The restoration, that included regrassing the Poa annua greens with A1/A4 bentgrass, garnered worldwide acclaim about what can happen when separate entities in the golf business pull together for a common cause.
Despite the hard work of course superintendent Gabriel Castilla and assistant Ishmael Gonzalez, the only two maintenance workers at Gleneagles, nearly all signs of that restoration are gone thanks to a chronic lack of resources. Shortages of water and money have turned much of the turf from green to brown to gone, except on putting surfaces and tees.
"It's hard to stop a ball on dirt," said a patron playing foot golf on the course.
The soon-to-be established pre-apprenticeship program, which is reported to be the first and only of its kind, should change that.
"There's a lot of golf courses in San Francisco," Gruwell said, "but only one that both trains people for good jobs and exposes people to a great golfing experience."
The program, which has gained the support of at least 16 entities, including several local and state government agencies, as well as the PGA of America, The First Tee of San Francisco, the San Francisco Public Golf Alliance and the California Foot Golf Association, would provide Gleneagles with a half-dozen or so trainees for up to six months at a time. Graduates, who would be paid by the union, then could enter a full apprenticeship program and eventually could transition into a paid position in which they receive a union wage and benefits from an employer. The program also would include input from area golf course superintendents on establishing a curriculum based on best practices used at nearby courses that are among the world's finest. That's important in an area embroiled in a three-year-long drought with no end in sight.
Earlier this year, a planned 50-percent hike in water rates threatened to close Gleneagles. On July 1, Hsieh issued a 30-day notice that if a rate settlement with the city was not reached he would likely step away from the course by August. With no one else beating on the mayor's door to take over management of the property, Gleneagles' future was in serious doubt.
Ultimately, a deal was reached that resulted in the city paying half of Gleneagles' water bill.

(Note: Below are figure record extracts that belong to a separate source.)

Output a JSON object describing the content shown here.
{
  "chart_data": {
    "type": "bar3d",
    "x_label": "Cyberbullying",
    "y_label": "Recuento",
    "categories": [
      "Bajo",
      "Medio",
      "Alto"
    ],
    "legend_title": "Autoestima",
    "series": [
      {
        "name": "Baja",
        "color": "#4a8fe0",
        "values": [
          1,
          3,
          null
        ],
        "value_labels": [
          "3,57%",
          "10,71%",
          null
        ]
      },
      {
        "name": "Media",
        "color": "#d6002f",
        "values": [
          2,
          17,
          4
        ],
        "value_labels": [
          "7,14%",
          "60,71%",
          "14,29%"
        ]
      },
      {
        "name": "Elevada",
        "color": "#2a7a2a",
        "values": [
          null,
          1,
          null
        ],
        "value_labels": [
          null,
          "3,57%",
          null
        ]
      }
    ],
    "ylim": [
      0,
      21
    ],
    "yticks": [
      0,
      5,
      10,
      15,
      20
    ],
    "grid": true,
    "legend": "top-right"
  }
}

Water rates at Gleneagles have risen 10 percent per year for the past 10 years. The bill in July was $11,000. Without a deal with the city in place, Hsieh would have been facing an August bill in the neighborhood of $17,000.
"I didn't know where that was going to come from," he said.
Until recently, he didn't know where much-needed improvements to the course would come from either. The pre-apprenticeship program should clear up some of that.
"We're going to be fine going forward, but we have to be creative going forward," Hsieh said. "If we want to be around for another generation of golfers, we have to do something different."
The course's original irrigation system is 52 years old and is in constant need of repair. Delivering even modest amounts of water means manually running no more than four valves at a time. Running each for brief 10- to 15-minute intervals beginning at 6 a.m. is a process that continues until about 11 a.m., and that is hardly convenient for golfers. There are other areas of the 62-acre property that haven't been tended to in decades. Although those areas are out of play, they aren't out of sight.
"We have to clean up some areas that have had no maintenance over the last 40 years," Hsieh said. "This is an exercise in creativity for me as a manager.
"I want Gleneagles to be more than just a great golf course. I want it to be a community resource that people need, not just another golf course that is not doing well. That's why it has to change if it is going to survive. With this program, we have a chance to do that."